Thursday, August 4, 2016

Globalization and its Discontents Part 2/2

I can't imagine anything more futile and tedious than spending time agonizing over how to present what I have learned about some of the structural economic issues of this country. It goes without saying that i have no credibility in this area and that there is zero opportunity for my opinions to make the slightest difference.

On the other hand, I have read that a so-called democracy depends upon an informed electorate assuming, that is, that we do have a democracy, which I doubt. And some of the most important issues that we as a nation face are at the very least non-trivial and with a long and interesting history so it hasnt been entirely boring for me, but for you, thats not so clear.

If we are going to participate in the political process, then it is up to us to investigate what is going on, what the options are, correlate what we have been told with what actually happened in order to form judgments about future behavior and take what positive steps we can in a world out of our control. Furthermore, certain of the issues described below, although they are part of a very complicated economic system, do seem to have some straightforward partial solutions that would be helpful.

I will call these “naive solutions”. I mean, why not?

So with my undergraduate degree in Economics in hand, I boldly set out to understand what is going on with certain economic policies of our country. Probably no one term describes these structural issues but the one most often used is “globalization” and that will have to do for now. And the goal of my little adventure in civics and participatory democracy is to learn more about what is going on in our economy which seems to have substantially changed in the last 30 years.

Lets ask some fundamental questions.

1. Just how many unemployed people are there in this country?

I grew up at the RAND Corporation, the very home and heart of quantitative research in this country. All economic measures are imperfect but they are often useful. We need some way to judge the effect(s) of policy, and if we are using modeling and simulation, some way to evaluate the results of proposed changes in policy.

I assumed that the “unemployment rate” that we hear so much about was an imperfect measure of the percentage of Americans who are either completely unemployed or mostly unemployed.

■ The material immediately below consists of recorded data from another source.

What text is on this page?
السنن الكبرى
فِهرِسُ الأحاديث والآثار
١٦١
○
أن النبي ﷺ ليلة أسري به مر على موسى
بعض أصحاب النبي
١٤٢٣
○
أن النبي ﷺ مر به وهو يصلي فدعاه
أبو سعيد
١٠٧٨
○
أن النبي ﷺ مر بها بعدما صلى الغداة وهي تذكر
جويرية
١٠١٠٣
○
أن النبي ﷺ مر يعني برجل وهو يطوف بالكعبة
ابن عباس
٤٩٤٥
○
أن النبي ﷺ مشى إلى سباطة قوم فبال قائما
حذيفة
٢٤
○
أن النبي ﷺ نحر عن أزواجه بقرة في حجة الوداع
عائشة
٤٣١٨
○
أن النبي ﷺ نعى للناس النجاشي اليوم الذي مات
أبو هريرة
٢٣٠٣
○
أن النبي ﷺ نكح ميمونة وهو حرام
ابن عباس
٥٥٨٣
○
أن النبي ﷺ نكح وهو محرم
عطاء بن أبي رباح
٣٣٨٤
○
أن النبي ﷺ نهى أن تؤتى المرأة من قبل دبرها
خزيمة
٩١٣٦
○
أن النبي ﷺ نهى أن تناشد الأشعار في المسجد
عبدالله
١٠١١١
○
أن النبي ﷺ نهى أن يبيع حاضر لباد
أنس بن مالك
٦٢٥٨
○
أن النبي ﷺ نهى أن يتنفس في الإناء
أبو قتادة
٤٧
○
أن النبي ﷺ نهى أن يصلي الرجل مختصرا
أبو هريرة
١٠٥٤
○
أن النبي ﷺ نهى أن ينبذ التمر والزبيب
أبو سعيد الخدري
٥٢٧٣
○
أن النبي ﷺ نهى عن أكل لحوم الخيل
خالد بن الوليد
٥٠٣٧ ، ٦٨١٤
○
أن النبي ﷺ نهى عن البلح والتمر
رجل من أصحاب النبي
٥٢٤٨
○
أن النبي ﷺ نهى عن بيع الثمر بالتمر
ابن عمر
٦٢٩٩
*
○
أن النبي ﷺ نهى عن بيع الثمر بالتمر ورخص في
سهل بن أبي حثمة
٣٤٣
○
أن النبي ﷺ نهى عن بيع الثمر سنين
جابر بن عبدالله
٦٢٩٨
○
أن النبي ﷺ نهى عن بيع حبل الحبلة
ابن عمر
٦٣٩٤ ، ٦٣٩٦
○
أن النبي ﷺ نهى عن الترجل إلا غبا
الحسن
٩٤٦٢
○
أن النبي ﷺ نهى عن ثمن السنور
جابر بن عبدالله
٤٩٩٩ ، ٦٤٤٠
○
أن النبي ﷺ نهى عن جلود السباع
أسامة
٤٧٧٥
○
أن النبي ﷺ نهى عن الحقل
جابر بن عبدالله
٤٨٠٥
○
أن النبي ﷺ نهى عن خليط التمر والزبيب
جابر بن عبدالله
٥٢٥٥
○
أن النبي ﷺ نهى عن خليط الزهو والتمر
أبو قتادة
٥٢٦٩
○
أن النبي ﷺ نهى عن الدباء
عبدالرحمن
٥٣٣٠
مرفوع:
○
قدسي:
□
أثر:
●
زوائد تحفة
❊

Imperfect is not the right way to describe this measure, a better way might be “deliberately deceptive”. According to the Bureau of Labor Statistics, the “unemployment rate” only measures the percentage of people in this country who had become unemployed in the last 18 months and are still unemployed. If you have been unemployed for more than 18 months, then you are no longer counted. But of the people I know who are unemployed, by far the ones who are most affected are those who have been unemployed for longer than 18 months. How many of those are there? No one seems to know.

Furthermore, there is no measure, as far as I can tell, of the number of people who did find work, but at a rate far lower than the one they had previously. So, if they previously worked as a Marketing professional at $80K/year but are now working slinging burgers at Jack in the Box, this is not measured. There is also no accounting for the people who have given up trying to work, but would be working if they could.

But our government does not measure or attempt to measure this. And when they talk about the unemployment rate they are deliberately lying. Well, I dont find that acceptable. What are they trying to hide. Thats an easy question to answer. They dont want to know how miserable people are in this country due to their policies and they dont want you to know either.

2. But, how much of this unemployment and underemployment is the result of “globalization”?

It would be easy to find out if they wanted to know, all they would have to do is to ask the companies that lay people off, or who no longer outsource to American companies, how many people they laid off or what is the value of the contract now sent overseas.

This would not tell the whole story.  If $500 million dollars worth of salaries is extracted from a community and sent overseas to save $50 million for the corporation, that $500 million is no longer being spent in the local community. How many people does that effect and how to do you measure it?  And then of course that money is itself recycled through the community many times, perhaps to a lesser degree.  Given enough time and a research library, I would probably find that economists have measured or modeled this effect in the economy.  For our purposes it is enough to know that we do not know how much the mere outsourcing of work to save a few dollars for the corporation hurts the rest of us.

But just like the unemployment rate, we would expect that our government would want to know these numbers and would make an effort to estimate them. But they do not. All that is reported, if anything is reported, is that the corporation saved $50 million dollars that year by outsourcing. That must be nice for that corporation, and their shareholders, but how about the rest of us?

3. Surely you do not advocate "Protectionism"? What about "market forces"? 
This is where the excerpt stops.